Up near the Canadian border, our route traveled through what appeared to be a perfectly normal neighborhood; that is, unless you had your design radar on. It was a newer neighborhood of faux-craftsman style homes, with their chunky columns and clumsy A-frame dormers marching down a white-picket-fence lined street. And while we could poke fun at the “architecture” all day long, these homes did one thing quite well: the front porches looked generous and comfortable. The deep shadows provided refuge from the noon day sun, there was plenty of room for chairs, and the raised floor level allowed nice sightlines to overlook the surrounding community. Overall, the porches of these homes looked pleasant and inviting (and not just because our arses were tired from being in the saddle for two days).

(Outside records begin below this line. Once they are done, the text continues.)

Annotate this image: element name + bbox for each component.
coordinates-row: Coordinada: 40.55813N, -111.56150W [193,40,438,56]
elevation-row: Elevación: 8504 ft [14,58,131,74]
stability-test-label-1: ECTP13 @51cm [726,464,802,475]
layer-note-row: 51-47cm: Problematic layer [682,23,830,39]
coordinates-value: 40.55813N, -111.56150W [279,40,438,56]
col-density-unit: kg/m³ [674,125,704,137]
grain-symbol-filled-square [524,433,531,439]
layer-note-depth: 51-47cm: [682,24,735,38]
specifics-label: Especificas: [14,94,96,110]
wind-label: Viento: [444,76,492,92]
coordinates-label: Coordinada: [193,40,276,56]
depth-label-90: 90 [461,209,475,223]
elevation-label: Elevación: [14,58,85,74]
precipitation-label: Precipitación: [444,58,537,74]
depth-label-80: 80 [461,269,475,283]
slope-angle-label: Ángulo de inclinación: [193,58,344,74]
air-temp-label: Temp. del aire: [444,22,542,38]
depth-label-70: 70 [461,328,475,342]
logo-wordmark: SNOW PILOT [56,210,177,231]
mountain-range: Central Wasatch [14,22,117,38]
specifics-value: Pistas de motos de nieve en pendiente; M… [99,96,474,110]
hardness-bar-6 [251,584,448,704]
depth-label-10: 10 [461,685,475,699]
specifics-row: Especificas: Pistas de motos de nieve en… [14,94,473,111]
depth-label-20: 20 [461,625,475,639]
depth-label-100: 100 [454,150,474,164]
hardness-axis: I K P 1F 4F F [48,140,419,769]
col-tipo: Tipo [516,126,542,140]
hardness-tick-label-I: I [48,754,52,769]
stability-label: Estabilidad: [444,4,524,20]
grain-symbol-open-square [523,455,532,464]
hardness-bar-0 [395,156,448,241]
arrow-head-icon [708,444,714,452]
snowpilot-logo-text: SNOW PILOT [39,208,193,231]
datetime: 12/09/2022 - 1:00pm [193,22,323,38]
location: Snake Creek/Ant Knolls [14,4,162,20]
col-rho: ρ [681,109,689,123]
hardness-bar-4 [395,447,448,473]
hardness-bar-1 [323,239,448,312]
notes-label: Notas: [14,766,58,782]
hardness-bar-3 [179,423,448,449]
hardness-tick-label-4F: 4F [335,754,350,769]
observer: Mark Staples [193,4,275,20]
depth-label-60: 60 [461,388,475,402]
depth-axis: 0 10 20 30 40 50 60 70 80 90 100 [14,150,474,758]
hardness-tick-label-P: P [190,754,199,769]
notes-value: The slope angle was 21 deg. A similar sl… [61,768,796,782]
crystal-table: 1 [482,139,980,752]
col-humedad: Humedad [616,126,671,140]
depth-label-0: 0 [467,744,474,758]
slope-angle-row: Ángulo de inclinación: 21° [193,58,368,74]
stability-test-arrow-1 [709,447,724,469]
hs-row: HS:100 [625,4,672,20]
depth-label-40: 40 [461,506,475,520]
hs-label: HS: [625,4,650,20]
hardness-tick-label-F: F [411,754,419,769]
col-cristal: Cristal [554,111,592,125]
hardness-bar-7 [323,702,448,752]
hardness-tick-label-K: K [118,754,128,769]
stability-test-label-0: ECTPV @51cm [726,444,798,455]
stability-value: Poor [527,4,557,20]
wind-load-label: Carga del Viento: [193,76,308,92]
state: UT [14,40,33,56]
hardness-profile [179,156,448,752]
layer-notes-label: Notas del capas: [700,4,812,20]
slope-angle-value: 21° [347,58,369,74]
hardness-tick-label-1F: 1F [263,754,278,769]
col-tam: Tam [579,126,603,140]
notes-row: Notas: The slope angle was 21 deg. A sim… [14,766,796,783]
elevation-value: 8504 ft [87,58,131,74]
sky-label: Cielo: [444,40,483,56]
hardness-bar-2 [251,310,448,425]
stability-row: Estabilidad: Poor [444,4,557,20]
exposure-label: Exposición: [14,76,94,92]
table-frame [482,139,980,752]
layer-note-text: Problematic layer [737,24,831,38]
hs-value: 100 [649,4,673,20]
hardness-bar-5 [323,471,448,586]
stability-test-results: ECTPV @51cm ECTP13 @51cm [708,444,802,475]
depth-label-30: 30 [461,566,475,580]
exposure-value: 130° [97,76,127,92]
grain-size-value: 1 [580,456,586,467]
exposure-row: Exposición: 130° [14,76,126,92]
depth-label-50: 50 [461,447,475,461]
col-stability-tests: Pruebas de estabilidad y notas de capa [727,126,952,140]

However, despite the well composed porches, something was terribly wrong with this picture. It was an 80 degree Saturday afternoon in the Pacific Northwest (we don’t get many of those), and there was nothing but blue sky with chirping birds. It was the perfect afternoon. But out of hundreds of these homes, not a single person was enjoying their front porch. Nobody. Strange, right? As soon as you noticed all the vacant porches, you couldn’t stop noticing. And as architects who think about this kind of stuff all day, it’s hard not to draw conclusions. So here are ours:

The developers of these homes and neighborhoods are selling an illusion of a nostalgic America: one in which you return home from a day’s work, hang your fedora on the dark stained oak hat rack next to the front door, grab a glass of lemonade and sit with your family on the front porch and watch the sun go down. In short, these developers are selling Mayberry. And, as evidenced by our ride, this lifestyle no longer exists (if it ever did in the first place).

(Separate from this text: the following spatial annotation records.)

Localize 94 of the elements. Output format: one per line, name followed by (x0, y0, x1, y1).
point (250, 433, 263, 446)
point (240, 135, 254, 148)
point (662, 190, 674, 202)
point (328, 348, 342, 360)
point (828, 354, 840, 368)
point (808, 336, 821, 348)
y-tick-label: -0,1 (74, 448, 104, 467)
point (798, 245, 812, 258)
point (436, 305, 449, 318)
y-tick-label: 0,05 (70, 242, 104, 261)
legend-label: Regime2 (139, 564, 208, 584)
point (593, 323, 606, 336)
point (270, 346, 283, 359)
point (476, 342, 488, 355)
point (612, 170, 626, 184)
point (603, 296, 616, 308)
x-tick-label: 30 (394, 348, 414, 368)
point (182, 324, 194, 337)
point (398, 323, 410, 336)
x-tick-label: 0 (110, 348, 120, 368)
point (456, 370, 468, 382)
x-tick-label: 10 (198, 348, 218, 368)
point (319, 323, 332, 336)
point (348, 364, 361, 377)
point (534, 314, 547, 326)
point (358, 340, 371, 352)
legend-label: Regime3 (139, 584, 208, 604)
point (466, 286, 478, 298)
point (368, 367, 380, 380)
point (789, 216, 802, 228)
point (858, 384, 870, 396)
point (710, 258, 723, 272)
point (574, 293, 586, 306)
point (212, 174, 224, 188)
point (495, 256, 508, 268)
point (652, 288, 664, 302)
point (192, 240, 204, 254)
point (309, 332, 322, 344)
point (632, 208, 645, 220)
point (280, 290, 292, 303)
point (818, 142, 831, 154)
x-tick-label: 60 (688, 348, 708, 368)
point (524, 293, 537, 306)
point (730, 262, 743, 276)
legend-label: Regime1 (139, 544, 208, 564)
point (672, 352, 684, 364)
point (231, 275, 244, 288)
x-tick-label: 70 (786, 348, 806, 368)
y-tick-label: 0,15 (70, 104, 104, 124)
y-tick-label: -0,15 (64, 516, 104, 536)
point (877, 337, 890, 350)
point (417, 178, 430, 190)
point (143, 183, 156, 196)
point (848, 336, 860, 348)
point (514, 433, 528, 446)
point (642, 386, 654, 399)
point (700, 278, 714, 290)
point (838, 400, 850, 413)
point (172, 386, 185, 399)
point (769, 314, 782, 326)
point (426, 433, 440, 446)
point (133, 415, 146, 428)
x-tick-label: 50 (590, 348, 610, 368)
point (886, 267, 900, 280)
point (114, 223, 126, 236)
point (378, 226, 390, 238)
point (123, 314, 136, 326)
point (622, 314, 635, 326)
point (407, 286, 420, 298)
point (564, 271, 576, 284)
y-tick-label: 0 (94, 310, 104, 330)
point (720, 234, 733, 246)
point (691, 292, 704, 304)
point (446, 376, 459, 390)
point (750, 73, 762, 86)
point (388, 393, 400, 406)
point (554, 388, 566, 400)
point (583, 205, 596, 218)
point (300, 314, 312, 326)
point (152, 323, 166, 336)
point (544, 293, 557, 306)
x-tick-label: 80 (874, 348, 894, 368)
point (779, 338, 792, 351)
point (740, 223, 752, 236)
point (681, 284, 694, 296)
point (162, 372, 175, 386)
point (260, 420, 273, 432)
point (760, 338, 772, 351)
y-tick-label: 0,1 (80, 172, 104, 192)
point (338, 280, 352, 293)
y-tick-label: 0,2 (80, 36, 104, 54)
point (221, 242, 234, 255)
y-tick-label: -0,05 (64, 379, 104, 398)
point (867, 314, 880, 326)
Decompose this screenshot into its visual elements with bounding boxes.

In our fantasy lives, many of us are enjoying that porch with family, friends and cold beverages. But in our real lives, most of us are too busy to straighten the chairs on the porch, let alone hang out and watch the afternoon go by. We’re too busy for the front porch lifestyle. Plus, who would you sit there with? Your spouse will be stuck in traffic until 6:45, and your kids are occupied with science club, soccer practice and video games. Catching up with friends is done through Facebook and your neighbor is an architect, or was it an accountant — whatever the case, it requires them to work every evening. And come to think of it, shouldn’t you be picking up the kids from soccer?

The front porch is just one convenient example of the discord between the lives we think we want to live and the actual lives we’re living. For better or for worse, architecture is uniquely positioned to take full advantage of that fantasy and exploit it.

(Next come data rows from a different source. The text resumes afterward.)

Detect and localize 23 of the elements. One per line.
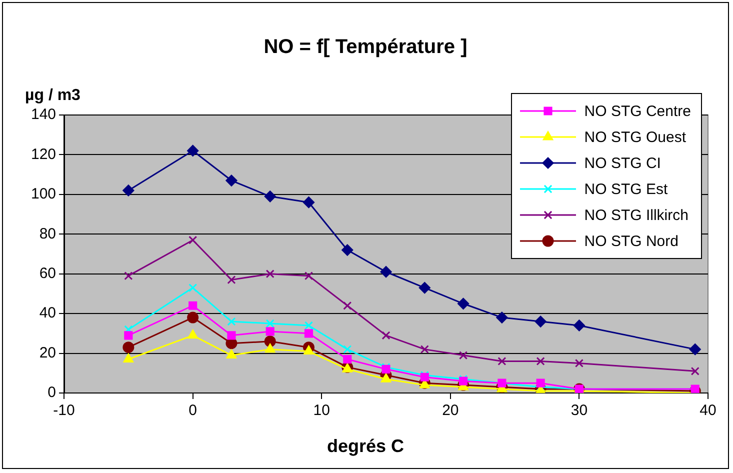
- y-tick-label: 40: [39, 304, 56, 322]
- y-tick-label: 20: [39, 344, 56, 362]
- x-tick-label: 40: [700, 402, 716, 420]
- legend-label: NO STG Illkirch: [584, 206, 688, 224]
- x-tick-label: 10: [313, 402, 330, 420]
- legend-label: NO STG Est: [584, 180, 668, 198]
- y-tick-label: 100: [30, 186, 56, 203]
- y-tick-label: 60: [39, 265, 56, 282]
- legend-label: NO STG Nord: [584, 232, 678, 250]
- y-tick-label: 140: [30, 106, 56, 124]
- x-tick-label: 30: [570, 402, 588, 420]
- legend-label: NO STG Ouest: [584, 128, 686, 146]
- chart-title: NO = f[ Température ]: [262, 36, 468, 59]
- y-axis-title: µg / m3: [25, 87, 80, 105]
- legend-label: NO STG Centre: [584, 102, 691, 120]
- y-tick-label: 0: [48, 384, 56, 402]
- x-axis-title: degrés C: [326, 436, 406, 457]
- x-tick-label: 20: [442, 402, 459, 420]
- x-tick-label: -10: [53, 402, 75, 420]
- x-tick-label: 0: [188, 402, 197, 420]
- legend-label: NO STG CI: [584, 154, 661, 172]
- y-tick-label: 80: [39, 225, 56, 242]
- y-tick-label: 120: [30, 146, 56, 163]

Now, we’re not condemning front porches; we don’t have any issue with porches that serve a purpose. Nor are we criticizing life in the 21st Century; we’re happy to be active, engaged and digital. Our concern, rather, is the ridiculous gap between residential design based on people’s fantasy lives and how people actually live. Failing to recognize this gap is foolish and there is an army of schlock developers making a fortune off of people’s inability to reconcile the two opposing worlds.

As architects we spend a great deal of time (probably too much time) thinking about how the built-environment could look if we were simply designing for reality, if we just focused our design ability around life as it actually occurs. Designing for a fantasy world dumbs-down the environment around us and holds back progress. Fabricating communities around fantasies allows people to continue fooling themselves. They buy wicker chairs and ottomans that never get used, because with that new house and that new life, they’re finally going to relax on that front porch and enjoy lazy Saturday afternoons with friends and family. And with any luck, Don Knotts will stop by for some lemonade.